The algorithm involves estimating a value function given a particular state. The state is a 10x10 array of cell types, including the snake body and head, walls and food. The function that is being calculated for every state (Q-function) is a measure of “how good” each possible action is. The training process is a constant interaction between the agent and the environment. The snake acts on the environment and learns from the outcome of each action. At any step, the snake(agent) may choose to move forward, turn left or turn right. After each step, the environment gives the agent a reward depending on the new state: Zero reward if it stepped on an empty cell, negative reward if it got killed, and if it ate a fruit the reward is positive and equal to its size. The longer the snake, the richer the reward.

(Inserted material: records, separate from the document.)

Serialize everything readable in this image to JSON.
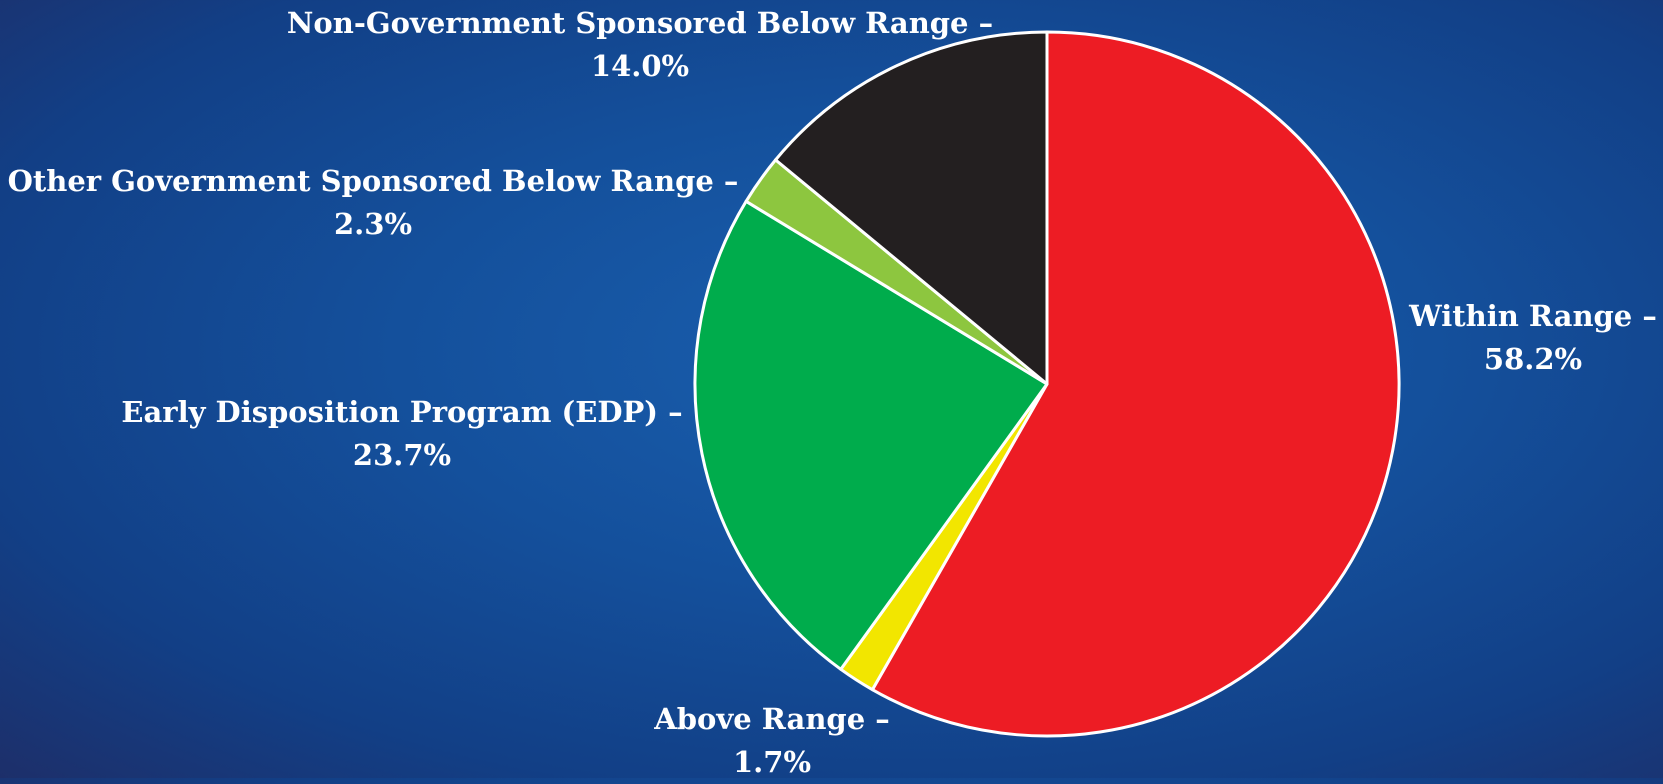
{
  "chart_data": {
    "type": "pie",
    "start_angle_deg": 0,
    "direction": "clockwise",
    "slices": [
      {
        "label": "Within Range –",
        "value": 58.2,
        "value_label": "58.2%",
        "color": "#ed1c24"
      },
      {
        "label": "Above Range –",
        "value": 1.7,
        "value_label": "1.7%",
        "color": "#f2e600"
      },
      {
        "label": "Early Disposition Program (EDP) –",
        "value": 23.7,
        "value_label": "23.7%",
        "color": "#00ac4c"
      },
      {
        "label": "Other Government Sponsored Below Range –",
        "value": 2.3,
        "value_label": "2.3%",
        "color": "#8dc63f"
      },
      {
        "label": "Non-Government Sponsored Below Range –",
        "value": 14.0,
        "value_label": "14.0%",
        "color": "#231f20"
      }
    ],
    "slice_border_color": "#ffffff"
  }
}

The goal of the reinforcement learning algorithm is to find the optimal action-value function. The action-value function indicates the value of taking an action at each case, so optimizing it means finding the best action for any given state. This is achieved by trying to maximize the reward that receives. To obtain a lot of reward, the agent must choose actions that have granted a lot of reward in the past. But to discover such actions, it has to try actions that has never tried before. As such, there is trade-off between exploration and exploitation.

#### DQN (Deep Q-Network)

The basic algorithm, known as **Q-learning**, approximates the optimal action-value function over all successive states:

Q(S_{t}, α_{t}) ← Q(S_{t}, α_{t}) + α [r_{t} + γ · max Q(S_{t + 1}, α_{t}) - Q(S_{t}, α_{t})]

α is a constant step size, γ is a discount rate. The discount rate determines the present value of future rewards.

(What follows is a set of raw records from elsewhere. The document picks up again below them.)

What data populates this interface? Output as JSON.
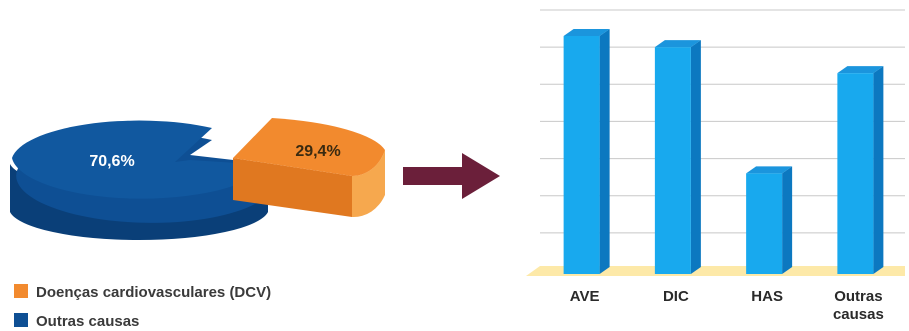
{
  "chart_data": [
    {
      "type": "pie",
      "slices": [
        {
          "label": "Outras causas",
          "value": 70.6,
          "display": "70,6%",
          "color": "#0e4f94"
        },
        {
          "label": "Doenças cardiovasculares (DCV)",
          "value": 29.4,
          "display": "29,4%",
          "color": "#f28a2e"
        }
      ],
      "style": "3d-exploded",
      "legend": [
        {
          "label": "Doenças cardiovasculares (DCV)",
          "color": "#f28a2e"
        },
        {
          "label": "Outras causas",
          "color": "#0e4f94"
        }
      ],
      "legend_position": "bottom-left"
    },
    {
      "type": "bar",
      "style": "3d",
      "categories": [
        "AVE",
        "DIC",
        "HAS",
        "Outras causas"
      ],
      "category_lines": [
        [
          "AVE"
        ],
        [
          "DIC"
        ],
        [
          "HAS"
        ],
        [
          "Outras",
          "causas"
        ]
      ],
      "values": [
        6.3,
        6.0,
        2.6,
        5.3
      ],
      "ylim": [
        0,
        7
      ],
      "grid": true,
      "bar_color": "#18a9ee",
      "floor_color": "#fde9a8"
    }
  ],
  "arrow_color": "#6b1f3a"
}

The function is updated with a better estimate using the error (difference) between the current and the next state. This error is the target R_{t+1} + γ · Q(S_{t+1}) by which a batch of the experience is updated on every step. It is derived from the Bellman equation, which expresses a relationship between the value of a state and the values of successor states.

An artificial neural network (ANN) model is used to approximate the Q-function. The ANN is essentially a vector of weights that get continuously informed. I used TensorFlow’s conv2d convolution layers via the keras API and I used 5 channels of subsequent states as input to the convolution layers of the neural network. In a higher level, the ANN is a model that gives an estimate of the Q-function for a 5-channel state input.

#### Training

As the algorithm indicates, training is done using an alternative policy. This policy is the experience of the agent and is stored in memory for each step. To train the network weights, a batch is chosen randomly from the accumulated experience. The alternative policy (accumulated experience) is improved in parallel with the agent’s model. The original paper is here.

The following results have been produced with a batch size of 32 and total memory size 6000 over 30000 episodes.

Finally, keeping count of the loss that is returned from tensorflow’s train_on_batch method, which I use, the result does not seem ideal.

The loss in the figure is summed over all steps on each episode. However, I am not absolutely sure this loss should definately decrease. I am not sure what to make of this, maybe there is a lot of room for improvement! If you know better, please tell me.